For decades he rose each day, long before the crack of dawn, to hand-roll pastry items. He says he was self-taught in the fine art of creating donuts, pies, bread and cakes.
"Practice, practice, practice," he jokes, is how he earned the reputation of selling the most delicious donuts and buns in town. "I just loved to bake."
Terry Roode grew up working in her father's bakery, just as her three sisters did.
"I remember when I was little, dad giving me cookies and letting me go along with him on deliveries," she says.
Roode, also a home interior designer, operates a dessert catering business that has served local customers as well as those from Dayton to Columbus. "Make Mine Chocolate" is a sweet success so far, she says.
"I love making desserts that are pretty to look at and taste good, too," she says, while flipping through photographs of her work.
Roode's menu includes sought-after turtle brownies, cheesecakes, fudge, carrot cakes, cookies and many other delicious desserts. She also designs unique items like place cards made of chocolate for weddings and other festive affairs.
Then there's Jonathan, Roode's 24-year-old son, who earned an associate degree in culinary arts from Johnson & Wales University in Charleston, S.C. -- the same school that graduated cooking guru Emeril Lagasse. While in the southern states, the 1998 Coldwater High School graduate honed his talent at several world class Bistros and Grills, he says.
Jonathan Roode now lives in Brooklyn and commutes each day to his job as a chef in Manhattan at the trendy "Splashlight," a digital photography studio that also houses a French cafe. He is one of five chefs who prepare a variety of foods for crews in the studios where many high-profile magazines (Seventeen, Cosmopolitan, etc.) are created.
He frequently sees well-know figures come and go such as Steve Martin, Donald Trump, Sarah Jessica Parker, Hillary Clinton, Sarah Ferguson and Regis and Kelly.

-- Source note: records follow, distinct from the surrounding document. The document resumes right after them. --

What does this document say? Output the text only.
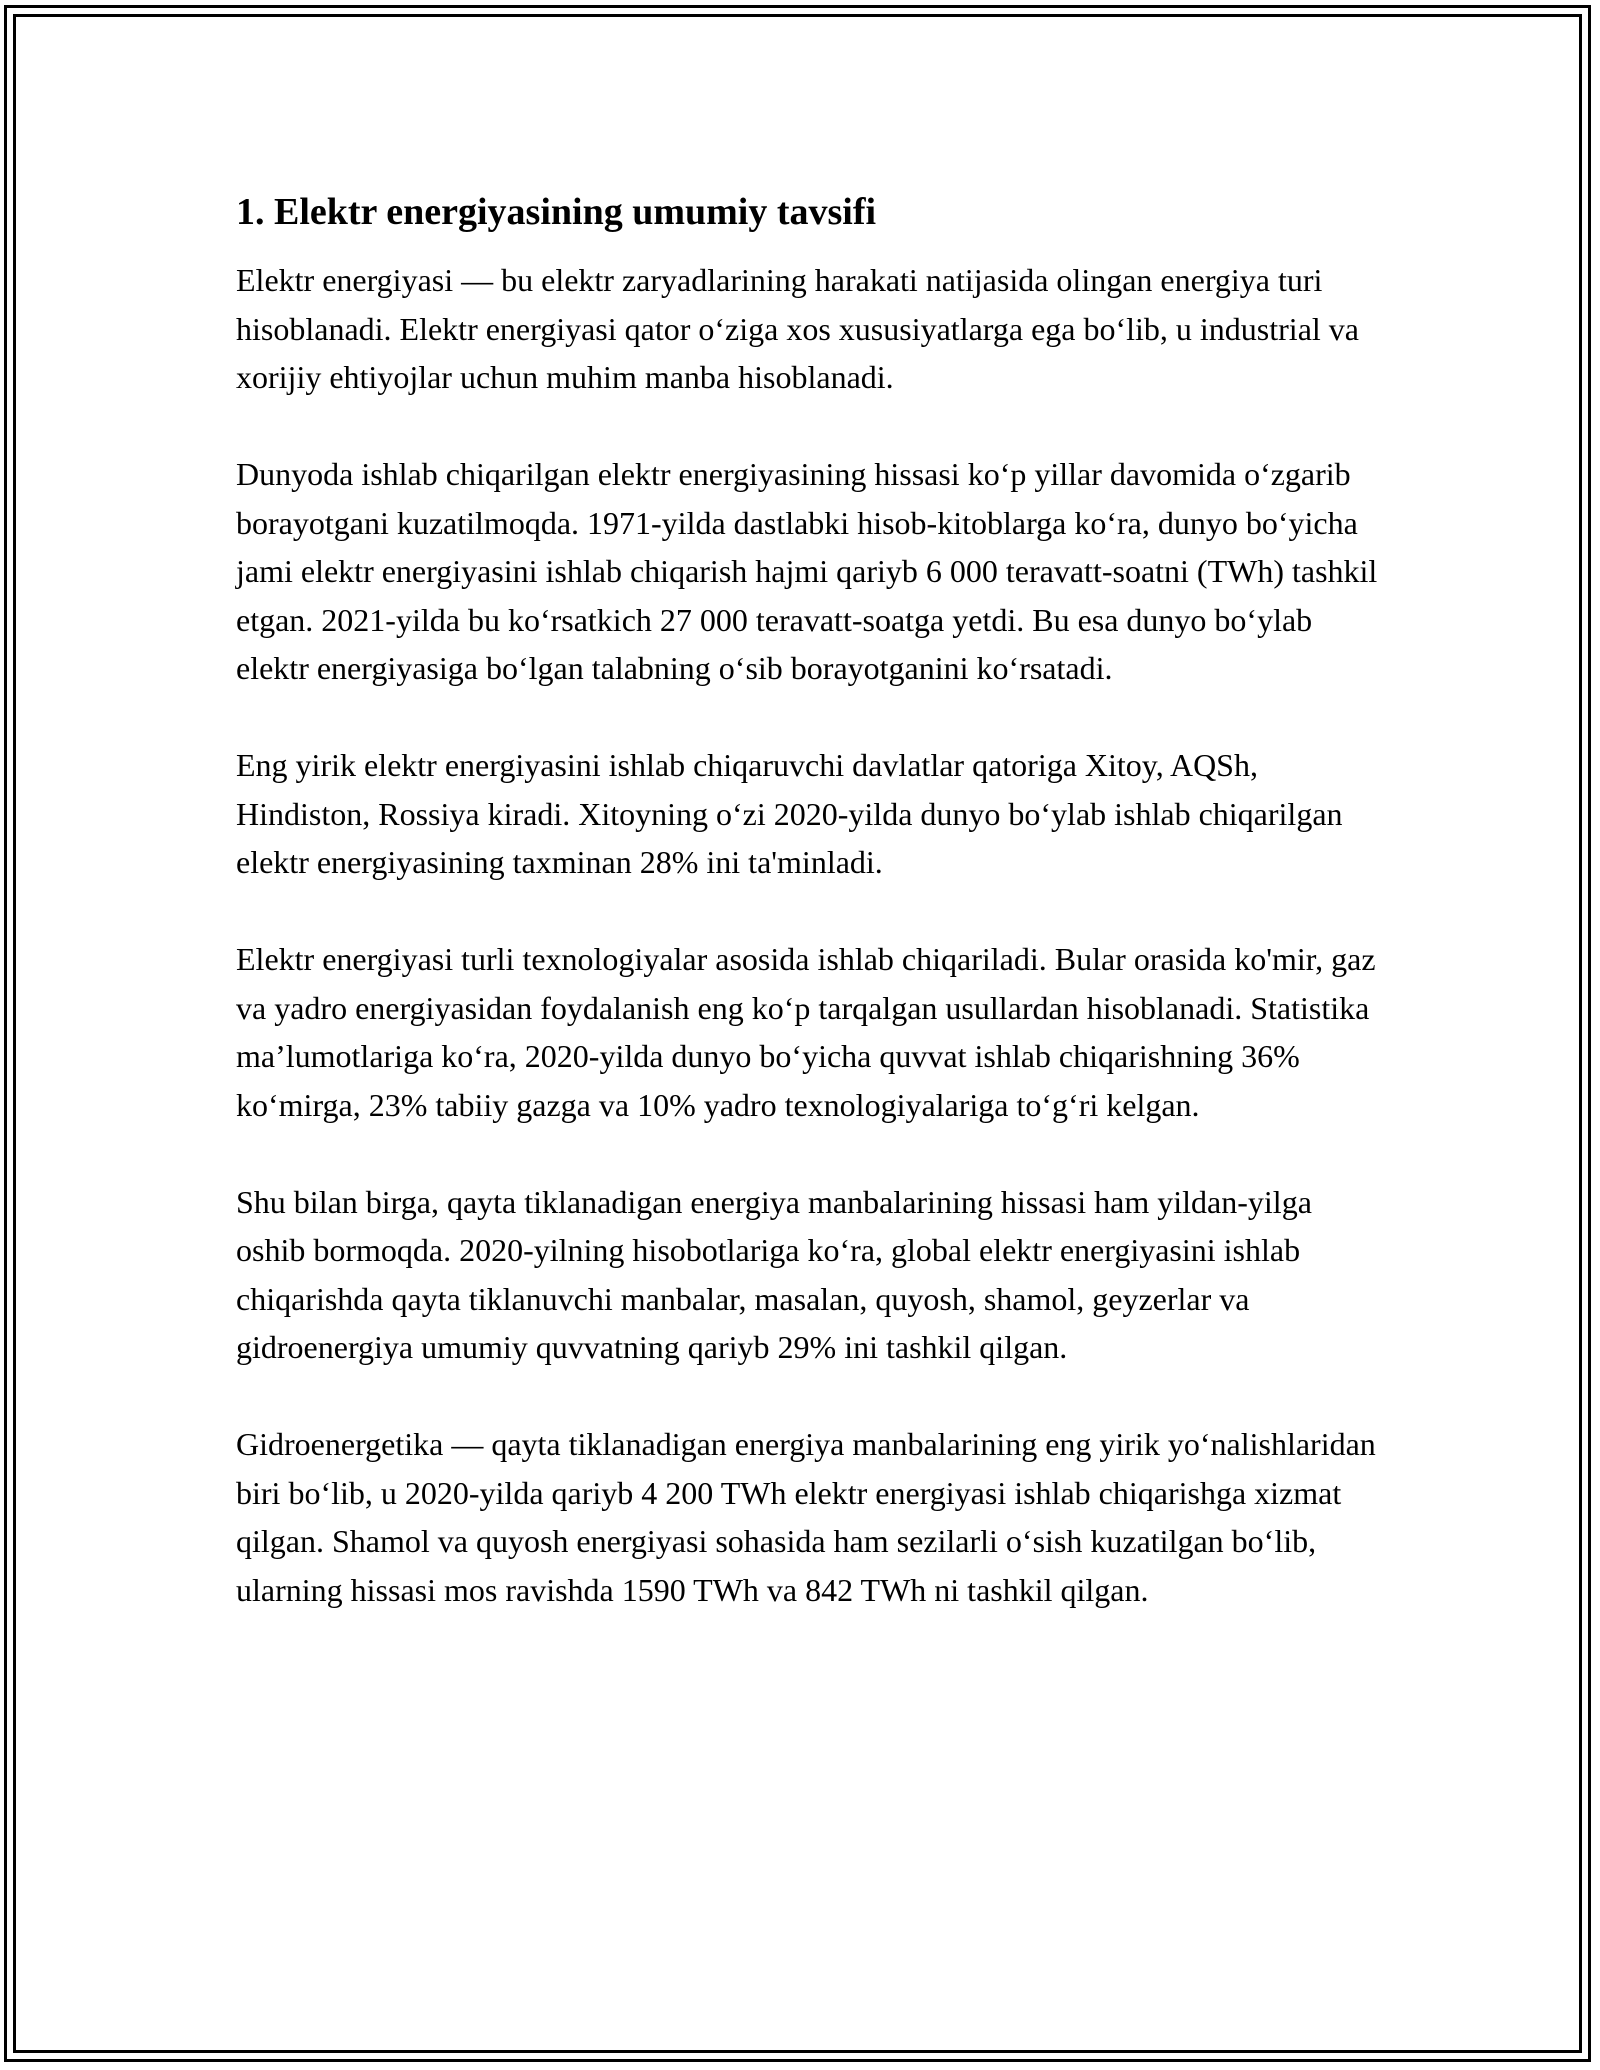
1. Elektr energiyasining umumiy tavsifi

Elektr energiyasi — bu elektr zaryadlarining harakati natijasida olingan energiya turi hisoblanadi. Elektr energiyasi qator oʻziga xos xususiyatlarga ega boʻlib, u industrial va xorijiy ehtiyojlar uchun muhim manba hisoblanadi.

Dunyoda ishlab chiqarilgan elektr energiyasining hissasi koʻp yillar davomida oʻzgarib borayotgani kuzatilmoqda. 1971-yilda dastlabki hisob-kitoblarga koʻra, dunyo boʻyicha jami elektr energiyasini ishlab chiqarish hajmi qariyb 6 000 teravatt-soatni (TWh) tashkil etgan. 2021-yilda bu koʻrsatkich 27 000 teravatt-soatga yetdi. Bu esa dunyo boʻylab elektr energiyasiga boʻlgan talabning oʻsib borayotganini koʻrsatadi.

Eng yirik elektr energiyasini ishlab chiqaruvchi davlatlar qatoriga Xitoy, AQSh, Hindiston, Rossiya kiradi. Xitoyning oʻzi 2020-yilda dunyo boʻylab ishlab chiqarilgan elektr energiyasining taxminan 28% ini ta'minladi.

Elektr energiyasi turli texnologiyalar asosida ishlab chiqariladi. Bular orasida ko'mir, gaz va yadro energiyasidan foydalanish eng koʻp tarqalgan usullardan hisoblanadi. Statistika maʼlumotlariga koʻra, 2020-yilda dunyo boʻyicha quvvat ishlab chiqarishning 36% koʻmirga, 23% tabiiy gazga va 10% yadro texnologiyalariga toʻgʻri kelgan.

Shu bilan birga, qayta tiklanadigan energiya manbalarining hissasi ham yildan-yilga oshib bormoqda. 2020-yilning hisobotlariga koʻra, global elektr energiyasini ishlab chiqarishda qayta tiklanuvchi manbalar, masalan, quyosh, shamol, geyzerlar va gidroenergiya umumiy quvvatning qariyb 29% ini tashkil qilgan.

Gidroenergetika — qayta tiklanadigan energiya manbalarining eng yirik yoʻnalishlaridan biri boʻlib, u 2020-yilda qariyb 4 200 TWh elektr energiyasi ishlab chiqarishga xizmat qilgan. Shamol va quyosh energiyasi sohasida ham sezilarli oʻsish kuzatilgan boʻlib, ularning hissasi mos ravishda 1590 TWh va 842 TWh ni tashkil qilgan.
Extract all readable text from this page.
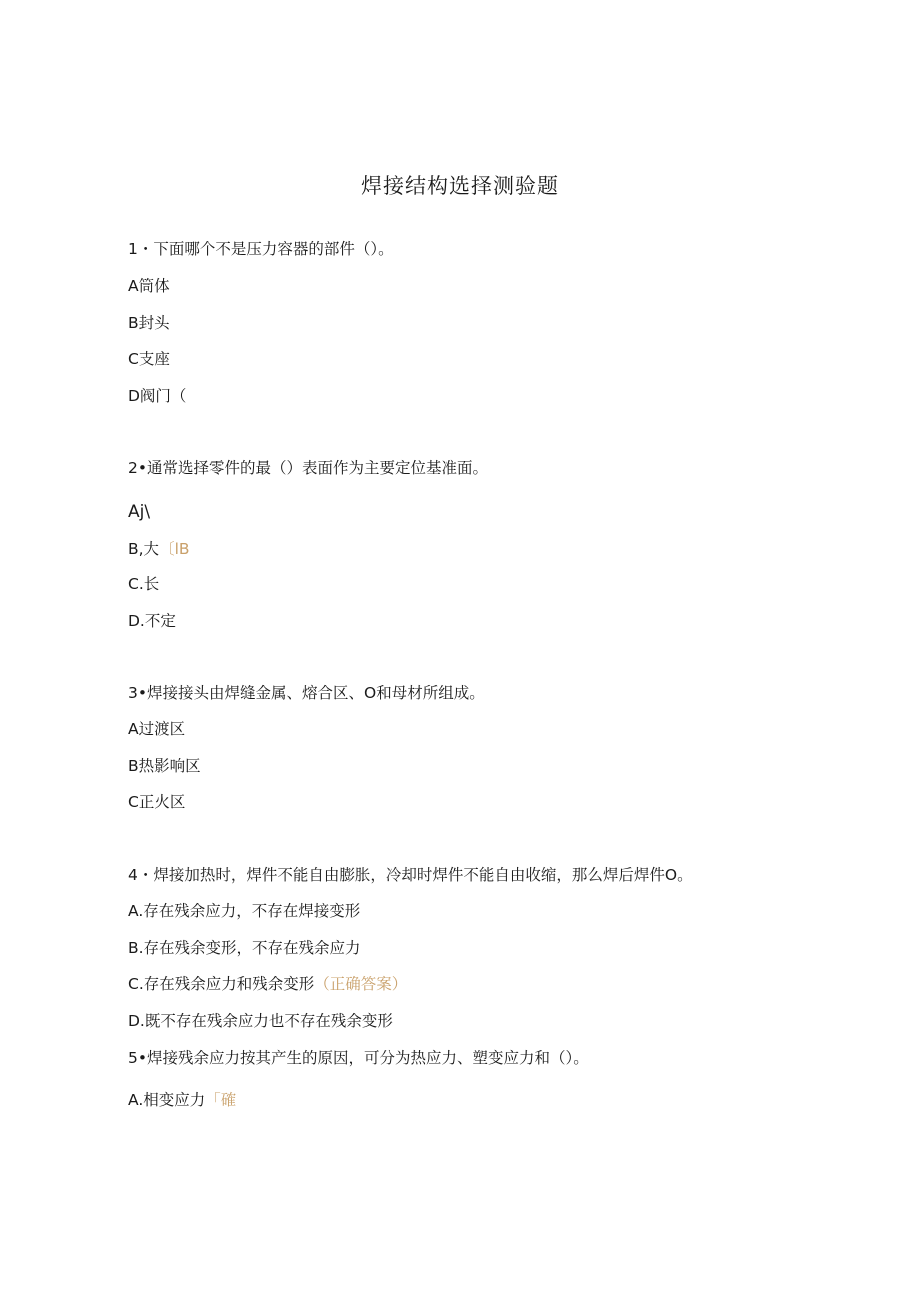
焊接结构选择测验题
1・下面哪个不是压力容器的部件（）。
A筒体
B封头
C支座
D阀门（
2•通常选择零件的最（）表面作为主要定位基准面。
Aj\
B,大〔lB
C.长
D.不定
3•焊接接头由焊缝金属、熔合区、O和母材所组成。
A过渡区
B热影响区
C正火区
4・焊接加热时，焊件不能自由膨胀，冷却时焊件不能自由收缩，那么焊后焊件O。
A.存在残余应力，不存在焊接变形
B.存在残余变形，不存在残余应力
C.存在残余应力和残余变形（正确答案）
D.既不存在残余应力也不存在残余变形
5•焊接残余应力按其产生的原因，可分为热应力、塑变应力和（）。
A.相变应力「確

"I remember the day Steve Martin came into the studio," Jonathan Roode says, adding he noticed the comedian wearing the same sheik suit that evening on The David Letterman Show.
In his spare time, he periodically caters parties on the upper east side of Manhattan. He once prepared hot dogs, not exactly a gourmet item, for a birthday party on the roof of a 30-story building.
"It was just a little kid's birthday party. I turned around and saw Candice Bergen standing there," he says matter-of-factly.
He frequently offers his chef services at upscale restaurants in the Big Apple just to get a glimpse of more experienced chefs at work.
"It's like an apprenticeship thing, you watch and get samples of their work," he explains. "One time I was walking home from a restaurant and I counted up how much food I'd sampled. I know I ate at least $70 worth."
While all three cooks feel in their element in the kitchen, they differ greatly on their specialties. Jonathan Roode takes pride in his perfected souffles; his mother struggles to pick just one forte, yet believes her cookies are best. But Donauer doesn't give the question a second thought.
"Twisters," he says with a smile. "I started making them in '66 or '67, with cinnamon in the center. They were immediately a hit."
Whether gourmet cooking or baking an ordinary loaf of bread, the three agree all chefs must possess an adventurous spirit.
"Just remember, not every dish is going to be a home run," Jonathan Roode adds, as the oven timer sounds and the family inches closer to the dining room.